The Rossignol BC-90 Positrack Backcounty skis ended up being a great ski for me on my
second expedition across Yellowstone in January 2011. In Jan 2010, I had the 189 skis with no skins and could not tow my sled at all with those skis. Originally, the thought was that I needed maximum floatation when traveling through the back country with those skis. They did have great float, virtually as good at my ultra-light snow shoes.
However, my complete inability to get good grip to pull anything outweighed the float advantage. As I thought I was going to weigh 180+ lbs loaded with gear, the 189 skis seemed to be the right option. I was wrong.
This past year, I bought the 179 size skis and had a completely different experience. All of the sudden, I was able to stick to the snow, push off and had a grand time. I did find that on groomed, icy track, the skis did require an aggressive step and kick but that forced me to use better technique.
At first I was using full-length BD skins to tow my sled uphill on the ground up snow on Yellowstone’s roads. However, the complete loss of glide with those skins was really troublesome. After a few days, I was able to pull myself and my 100 lb sled uphill without putting skins on at all with the BC-90 179 size skis. Once I got it down, I really had to be going up a steep hill before I started losing traction. In fact, as my sled was on skis, if I let go of my sled, it would start sliding downhill. That’s how steep I could go with the BC-90’s before being forced to put on skins.
Perhaps the other reviewers at REI didn’t have the right size ski for their weight?
If you’re in groomed track, the scale pattern may not be aggressive enough – I did have rare slipping on tracked courses with the 179 size but that’s more technique. These skis choose glide and float over traction but drag. That’s why they’re BC skis and not track skis, right?
The reason I didn’t give the skis 5 stars is the tails are very easy to chip. On both skis, I chipped off the top layer of laminate. Once was with the skis bouncing in the steel cage on the back of a snow wagon. That was a duh moment. But when I stuffed my skis into the snow tail first and didn’t hit anything, then pulled them up and found the tail had chipped, I was bummed. Bring a little stick epoxy for repairs if you’re going to be in the field for a long time. The damage area was about the total area of a dime. It’s something to note.

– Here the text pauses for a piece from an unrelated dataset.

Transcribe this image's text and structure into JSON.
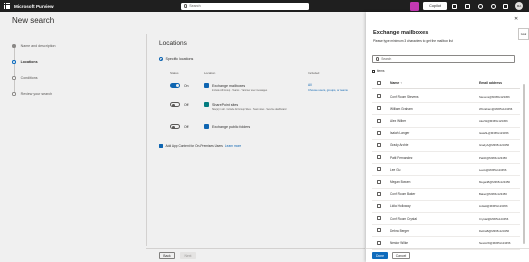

I used Rotefella 3-pin 75mm bindings with these skis and had no problems. REI did the install and narry a trouble. I used 3-pin with the Rosignol BC boot. The boots were too narrow for my feet, even at 2 sizes bigger. But that’s another review. The whole system worked like a charm and once I had the right size skis, I had a great time and could pull a 100 pound sled up many hills with no trouble.